Global stocks and the dollar rebounded on Friday, buoyed at first by US and Chinese data, but Federal Reserve Chair Janet Yellen later rattled investors when she said aggressive steps may be needed to address an economy whose potential is slipping.
The dollar posted its largest weekly rise in more than seven months, with rebounding US retail sales and a rise in producer prices last month indicating the economy had regained momentum in the third quarter after a lackluster first-half.
Stocks in Europe rose more than 1 per cent and an index of global equities gained. But stocks on Wall Street pared gains to close just above break-even, while yields on longer-dated US Treasuries ticked up, with the benchmark 10-year note edging above 1.8 per cent.
Yellen, who posed her comments in Boston as questions that need more research, also suggested the US central bank may allow inflation to exceed its 2 per cent target.
Yellen's remarks suggest she embraces the thinking of former US Treasury Secretary Larry Summers who has said secular stagnation, or a lack of demand, is crimping global growth, said Jeffrey Gundlach, chief executive of DoubleLine Capital.
"I didn't hear, 'We are going to tighten in December,'" Gundlach told Reuters.
Peter Kenny, senior market strategist at Global Markets Advisory Group in New York, said Yellen has kept everyone guessing as to when the next rate hike will occur, which has led to an inconsistent and trendless trading pattern in equities.
"If the markets have a fit, they're not going to hike.

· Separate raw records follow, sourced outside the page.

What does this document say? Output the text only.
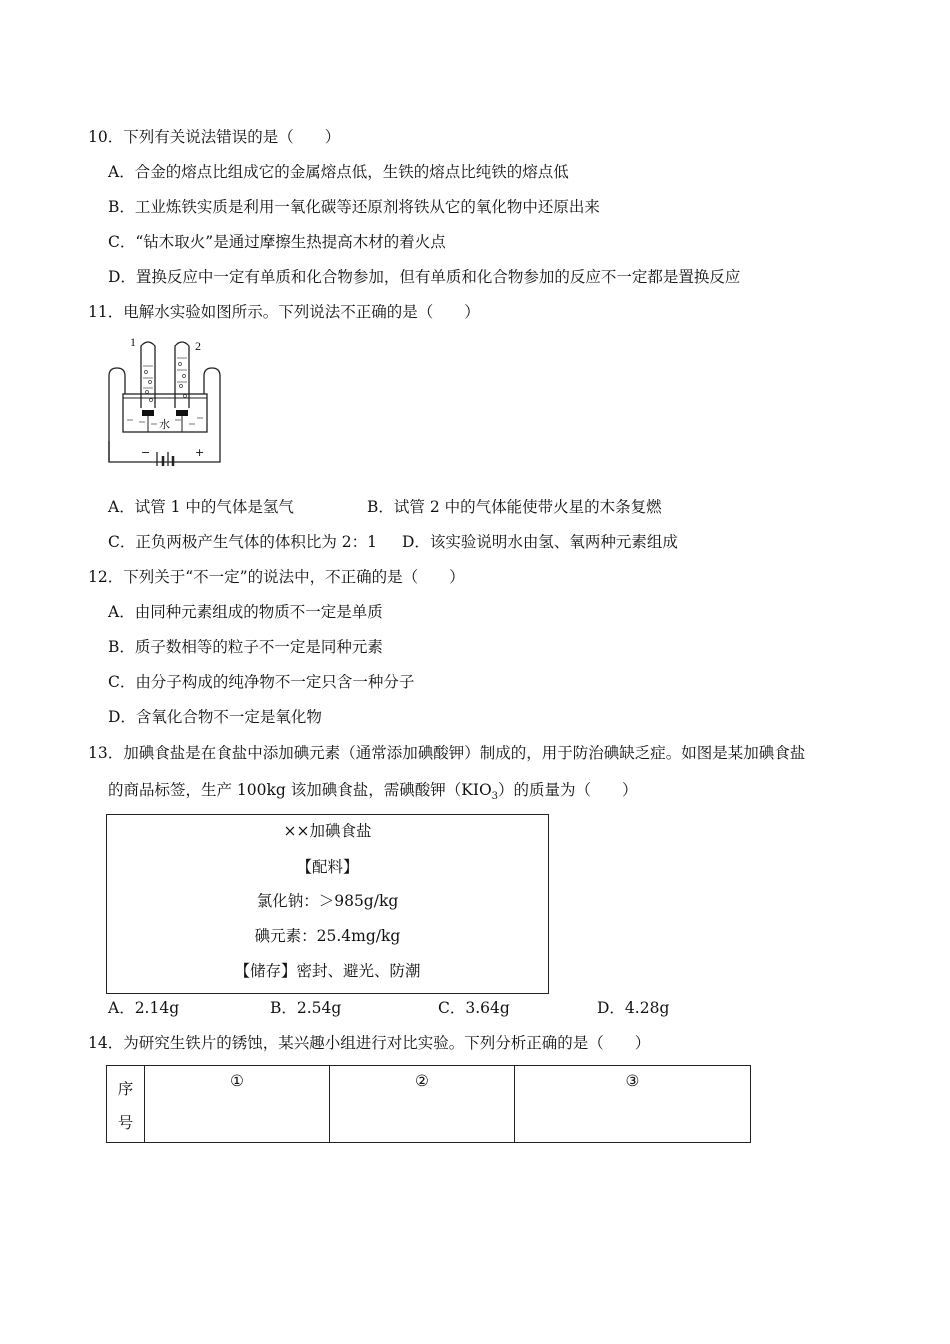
10．下列有关说法错误的是（　　）
A．合金的熔点比组成它的金属熔点低，生铁的熔点比纯铁的熔点低
B．工业炼铁实质是利用一氧化碳等还原剂将铁从它的氧化物中还原出来
C．“钻木取火”是通过摩擦生热提高木材的着火点
D．置换反应中一定有单质和化合物参加，但有单质和化合物参加的反应不一定都是置换反应
11．电解水实验如图所示。下列说法不正确的是（　　）
1	2
水
−	+
A．试管 1 中的气体是氢气	B．试管 2 中的气体能使带火星的木条复燃
C．正负两极产生气体的体积比为 2：1 D．该实验说明水由氢、氧两种元素组成
12．下列关于“不一定”的说法中，不正确的是（　　）
A．由同种元素组成的物质不一定是单质
B．质子数相等的粒子不一定是同种元素
C．由分子构成的纯净物不一定只含一种分子
D．含氧化合物不一定是氧化物
13．加碘食盐是在食盐中添加碘元素（通常添加碘酸钾）制成的，用于防治碘缺乏症。如图是某加碘食盐
的商品标签，生产 100kg 该加碘食盐，需碘酸钾$(KIO_3)$的质量为（　　）
××加碘食盐
【配料】
氯化钠：＞985g/kg
碘元素：25.4mg/kg
【储存】密封、避光、防潮
A．2.14g	B．2.54g	C．3.64g	D．4.28g
14．为研究生铁片的锈蚀，某兴趣小组进行对比实验。下列分析正确的是（　　）
序
号
	①	②	③
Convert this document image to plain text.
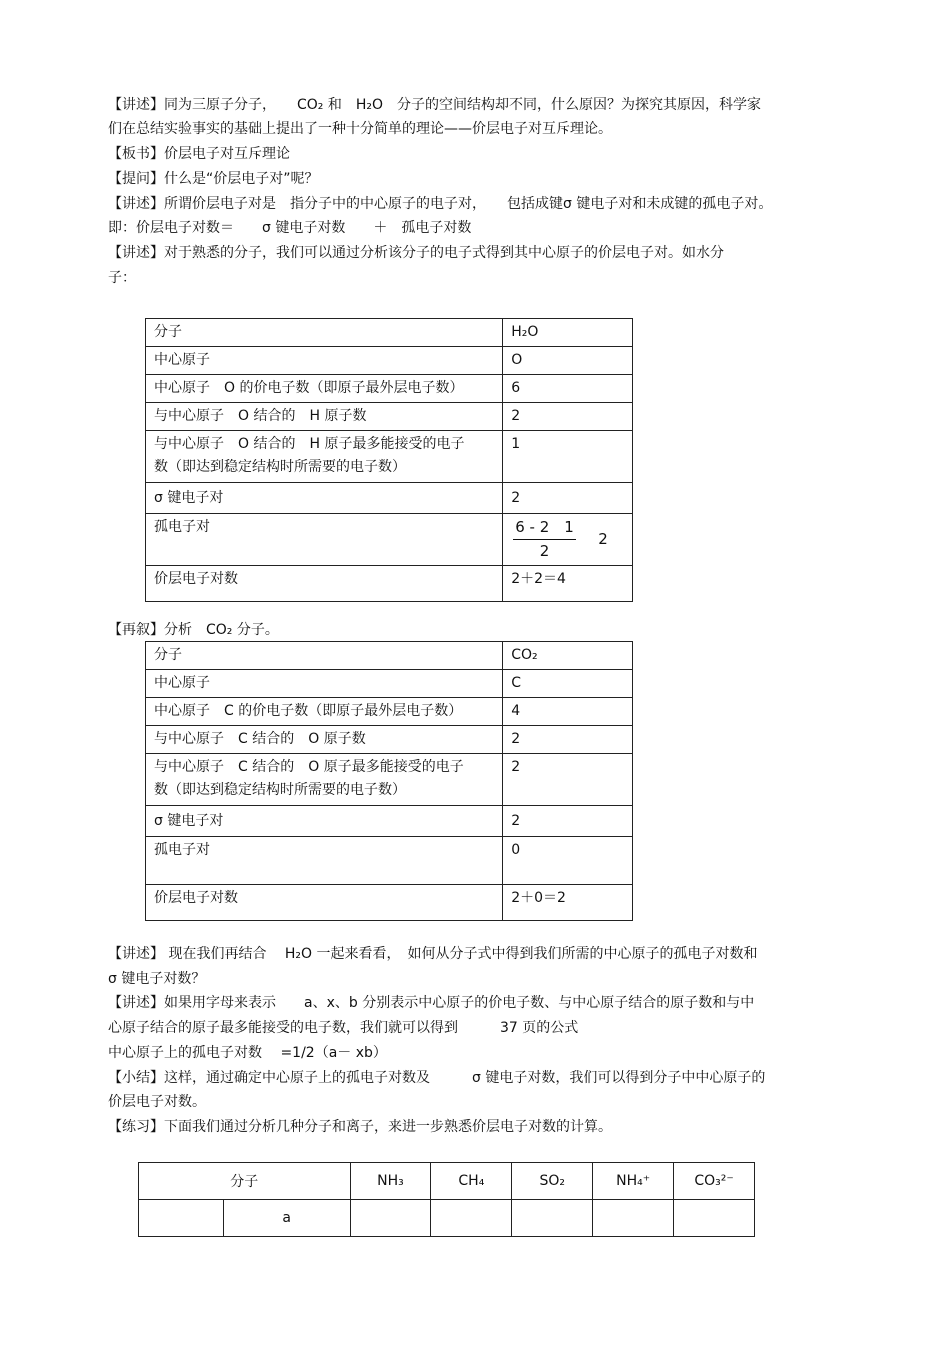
【讲述】同为三原子分子，　　CO₂ 和　H₂O　分子的空间结构却不同，什么原因？为探究其原因，科学家
们在总结实验事实的基础上提出了一种十分简单的理论——价层电子对互斥理论。
【板书】价层电子对互斥理论
【提问】什么是“价层电子对”呢？
【讲述】所谓价层电子对是　指分子中的中心原子的电子对，　　包括成键σ 键电子对和未成键的孤电子对。
即：价层电子对数＝　　σ 键电子对数　　＋　孤电子对数
【讲述】对于熟悉的分子，我们可以通过分析该分子的电子式得到其中心原子的价层电子对。如水分
子：
分子	H₂O
中心原子	O
中心原子　O 的价电子数（即原子最外层电子数）	6
与中心原子　O 结合的　H 原子数	2
与中心原子　O 结合的　H 原子最多能接受的电子
数（即达到稳定结构时所需要的电子数）	1
σ 键电子对	2
孤电子对	$\frac{6 - 2 1}{2} 2$
价层电子对数	2＋2＝4
【再叙】分析　CO₂ 分子。
分子	CO₂
中心原子	C
中心原子　C 的价电子数（即原子最外层电子数）	4
与中心原子　C 结合的　O 原子数	2
与中心原子　C 结合的　O 原子最多能接受的电子
数（即达到稳定结构时所需要的电子数）	2
σ 键电子对	2
孤电子对	0
价层电子对数	2＋0＝2
【讲述】 现在我们再结合　 H₂O 一起来看看，　如何从分子式中得到我们所需的中心原子的孤电子对数和
σ 键电子对数？
【讲述】如果用字母来表示　　a、x、b 分别表示中心原子的价电子数、与中心原子结合的原子数和与中
心原子结合的原子最多能接受的电子数，我们就可以得到　　　37 页的公式
中心原子上的孤电子对数　 =1/2（a－ xb）
【小结】这样，通过确定中心原子上的孤电子对数及　　　σ 键电子对数，我们可以得到分子中中心原子的
价层电子对数。
【练习】下面我们通过分析几种分子和离子，来进一步熟悉价层电子对数的计算。
分子		NH₃	CH₄	SO₂	NH₄⁺	CO₃²⁻
	a					
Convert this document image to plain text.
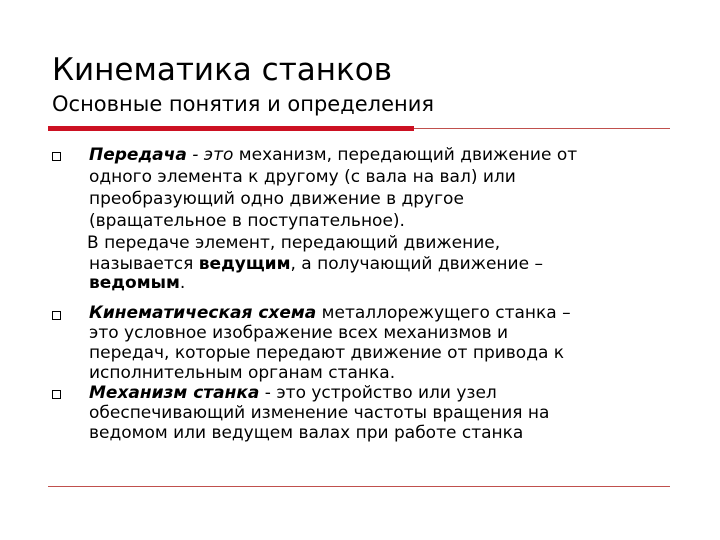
Кинематика станков
Основные понятия и определения
Передача - это механизм, передающий движение от
одного элемента к другому (с вала на вал) или
преобразующий одно движение в другое
(вращательное в поступательное).
В передаче элемент, передающий движение,
называется ведущим, а получающий движение –
ведомым.
Кинематическая схема металлорежущего станка –
это условное изображение всех механизмов и
передач, которые передают движение от привода к
исполнительным органам станка.
Механизм станка - это устройство или узел
обеспечивающий изменение частоты вращения на
ведомом или ведущем валах при работе станка
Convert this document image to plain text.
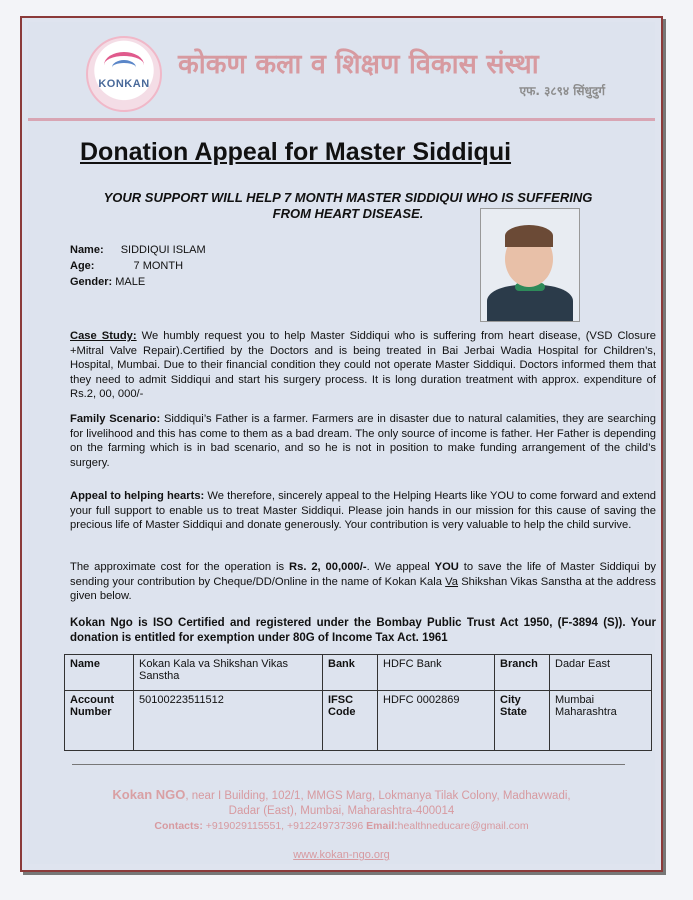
KONKAN
कोकण कला व शिक्षण विकास संस्था
एफ. ३८९४ सिंधुदुर्ग
Donation Appeal for Master Siddiqui
YOUR SUPPORT WILL HELP 7 MONTH MASTER SIDDIQUI WHO IS SUFFERING FROM HEART DISEASE.
Name: SIDDIQUI ISLAM
Age:	7 MONTH
Gender: MALE
Case Study: We humbly request you to help Master Siddiqui who is suffering from heart disease, (VSD Closure +Mitral Valve Repair).Certified by the Doctors and is being treated in Bai Jerbai Wadia Hospital for Children’s, Hospital, Mumbai. Due to their financial condition they could not operate Master Siddiqui. Doctors informed them that they need to admit Siddiqui and start his surgery process. It is long duration treatment with approx. expenditure of Rs.2, 00, 000/-
Family Scenario: Siddiqui’s Father is a farmer. Farmers are in disaster due to natural calamities, they are searching for livelihood and this has come to them as a bad dream. The only source of income is father. Her Father is depending on the farming which is in bad scenario, and so he is not in position to make funding arrangement of the child’s surgery.
Appeal to helping hearts: We therefore, sincerely appeal to the Helping Hearts like YOU to come forward and extend your full support to enable us to treat Master Siddiqui. Please join hands in our mission for this cause of saving the precious life of Master Siddiqui and donate generously. Your contribution is very valuable to help the child survive.
The approximate cost for the operation is Rs. 2, 00,000/-. We appeal YOU to save the life of Master Siddiqui by sending your contribution by Cheque/DD/Online in the name of Kokan Kala Va Shikshan Vikas Sanstha at the address given below.
Kokan Ngo is ISO Certified and registered under the Bombay Public Trust Act 1950, (F-3894 (S)). Your donation is entitled for exemption under 80G of Income Tax Act. 1961
Name	Kokan Kala va Shikshan Vikas Sanstha	Bank	HDFC Bank	Branch	Dadar East
Account Number	50100223511512	IFSC Code	HDFC 0002869	City State	Mumbai Maharashtra
Kokan NGO, near I Building, 102/1, MMGS Marg, Lokmanya Tilak Colony, Madhavwadi,
Dadar (East), Mumbai, Maharashtra-400014
Contacts: +919029115551, +912249737396 Email:healthneducare@gmail.com
www.kokan-ngo.org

If the markets are going to have smooth sailing until December, 'yes,' we'll hike," said Axel Merk, president and chief investment officer of Merk Investments in Palo Alto, California.
"She's going to look for every excuse not to hike rates."
The Dow Jones industrial average .DJI closed up 39.44 points, or 0.22 per cent, to 18,138.38. The S&P 500 .SPX rose 0.43 points, or 0.02 per cent, to 2,132.98 and the Nasdaq Composite .IXIC added 0.83 points, or 0.02 per cent, to 5,214.16.
For the week, the Dow fell 0.56 per cent, the S&P 500 slid 0.96 per cent and the Nasdaq slipped 1.48 per cent.
The dollar index, which tracks the greenback against a basket of six major currencies, added 0.57 per cent to 98.069 .DXY and was up 1.5 per cent for the week.
Against the yen, the dollar rose 0.44 per cent to 104.14 JPY=, while the euro fell 0.77 per cent to $1.0971 EUR=.
Chinese producer prices and US economic data had bolstered expectations earlier in the session that the Fed would raise interest rates in December.
US producer prices rose in September to post their biggest year-on-year rise since December 2014, while retail sales gained 0.6 per cent after a 0.2 per cent decline in August.
In China, September producer prices unexpectedly rose for the first time in nearly five years and consumer inflation also beat expectations, easing some concerns about the health of the world's second-biggest economy.
Disappointing Chinese trade data on Thursday had rattled investors and pushed global equity markets to three-month lows.
European shares tracked Asian markets higher and Wall Street initially jumped as strong results from JPMorgan and Citigroup lifted financial stocks. Shares later pared gains.
Shares of JPMorgan (JPM.N), the biggest US bank by assets, fell 0.32 per cent after it beat forecasts for revenue and profit. Citigroup (C.N) rose 0.29 per cent after earnings fell less than expected.
In Europe, the pan-regional FTSEurofirst 300 .FTEU3 index rose 1.33 per cent to close at 1,341.54, while MSCI's all-country world index .MIWD00000PUS of equity markets in 46 countries rose 0.30 per cent.
Oil slipped below $52 a barrel, giving up earlier gains, as abundant crude supplies outweighed tighter US fuel inventories and plans by the Organization of the Petroleum Exporting Countries to cut output.
Global benchmark Brent LCOc1 settled down 8 cents at $51.95 a barrel. US crude CLc1 slid 9 cents to settle at $50.35 a barrel.
US Treasury yields rose, with the benchmark 10-year note US10YT=RR falling 19/32 in price to yield 1.8048 per cent.
The benchmark 10-year German bund DE10YT=TWEB rose 2 basis points to 0.05 per cent, according to Reuters.